By now there are people in the mountains of Nepal who probably have a rough idea of Superman’s origins, but if for some reason you are coming to it fresh Donner’s version is a good place to start as it does a good job of setting up the mythos that would serve for future incarnations. Maybe it’s because the studios weren’t sure how successful a movie based on a comic book would be at the time, but they charged ahead with a team of A-listers, starting with the screenwriter Mario Puzzo who is best known for his work on The Godfather. Then of course you have one of the stars of The Godfather, Marlon Brando as scientist Jor-El, the father of Superman.

In a smart move that helped set up the sequel, the story starts off with Jor-El helping to convict criminal General Zod (Terence Stamp) and banishing him to some sort of floating prison into outer space with two fellow conspirators. See you in Superman II. Jor-El’s home planet of Krypton then explodes, but not before he can send his son away in a ship to the tune of John Williams’ iconic Superman theme.

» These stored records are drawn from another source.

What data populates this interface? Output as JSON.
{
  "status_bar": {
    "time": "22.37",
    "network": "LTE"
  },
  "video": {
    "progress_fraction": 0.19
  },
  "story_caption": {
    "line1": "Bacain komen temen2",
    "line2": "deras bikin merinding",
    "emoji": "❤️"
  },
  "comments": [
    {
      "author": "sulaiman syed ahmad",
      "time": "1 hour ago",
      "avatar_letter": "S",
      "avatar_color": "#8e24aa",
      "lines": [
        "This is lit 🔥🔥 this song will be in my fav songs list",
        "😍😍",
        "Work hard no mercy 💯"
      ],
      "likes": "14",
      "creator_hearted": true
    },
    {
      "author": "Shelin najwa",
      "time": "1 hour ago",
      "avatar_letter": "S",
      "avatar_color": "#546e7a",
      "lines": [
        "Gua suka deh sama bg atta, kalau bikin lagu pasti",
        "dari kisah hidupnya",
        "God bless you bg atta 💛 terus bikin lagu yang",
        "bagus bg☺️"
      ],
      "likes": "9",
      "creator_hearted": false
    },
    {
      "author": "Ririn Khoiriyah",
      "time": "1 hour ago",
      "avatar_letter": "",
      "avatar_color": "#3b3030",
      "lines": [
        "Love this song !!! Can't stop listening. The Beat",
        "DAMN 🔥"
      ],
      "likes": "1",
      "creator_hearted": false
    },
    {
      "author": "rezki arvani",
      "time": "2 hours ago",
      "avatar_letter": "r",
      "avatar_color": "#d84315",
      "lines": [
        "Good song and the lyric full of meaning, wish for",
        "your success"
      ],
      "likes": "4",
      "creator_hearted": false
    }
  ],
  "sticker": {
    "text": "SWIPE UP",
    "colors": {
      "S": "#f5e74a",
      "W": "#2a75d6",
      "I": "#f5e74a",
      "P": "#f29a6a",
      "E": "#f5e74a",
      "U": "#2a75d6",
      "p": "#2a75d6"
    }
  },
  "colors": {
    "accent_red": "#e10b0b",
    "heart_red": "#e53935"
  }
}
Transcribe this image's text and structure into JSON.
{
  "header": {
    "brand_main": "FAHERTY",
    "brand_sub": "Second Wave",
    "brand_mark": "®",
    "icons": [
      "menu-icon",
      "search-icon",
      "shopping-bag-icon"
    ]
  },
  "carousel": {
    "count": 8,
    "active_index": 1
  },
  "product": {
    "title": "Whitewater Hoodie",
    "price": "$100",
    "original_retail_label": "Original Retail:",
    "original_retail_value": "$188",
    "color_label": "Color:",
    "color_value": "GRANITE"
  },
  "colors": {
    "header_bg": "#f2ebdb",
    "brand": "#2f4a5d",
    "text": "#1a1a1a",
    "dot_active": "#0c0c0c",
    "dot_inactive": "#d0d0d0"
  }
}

One thing about the DC universe is that their names have always been rather on the nose, so when young Kal-El crash lands in small-town America, the name of the town is of course Smallville and the metropolis where he goes to work as a grown man is called Metropolis. Is there a medium-sized town somewhere in that universe actually called Mediumtown? Of course before he moves on to become a reporter at the Daily Planet Jor-El must become Clark Kent, raised by all-around good people Jonathan and Martha Kent who make the wise decision of keeping his existence to themselves after they watch the cute toddler lift their car off the road.

The movie kicks into high gear when Kent moves to Metropolis after discovering his alien heritage and decides to use his powers for good. Over the course of one night he saves reporter and love interest Lois Lane (Margot Kidder) from a helicopter accident, stops a jewel thief, saves Air Force One, and even saves a little girl’s cat stuck in a tree. Casting the actor who could do all these things while wearing a red cape and a blue must have been quite daunting at the time, but Christopher Reeves was clearly the perfect choice. Other actors have followed in his steps, and so far in my mind only Reeves has been able to display the strength of Superman and the awkwardness of Clark Kent the withdrawn reporter.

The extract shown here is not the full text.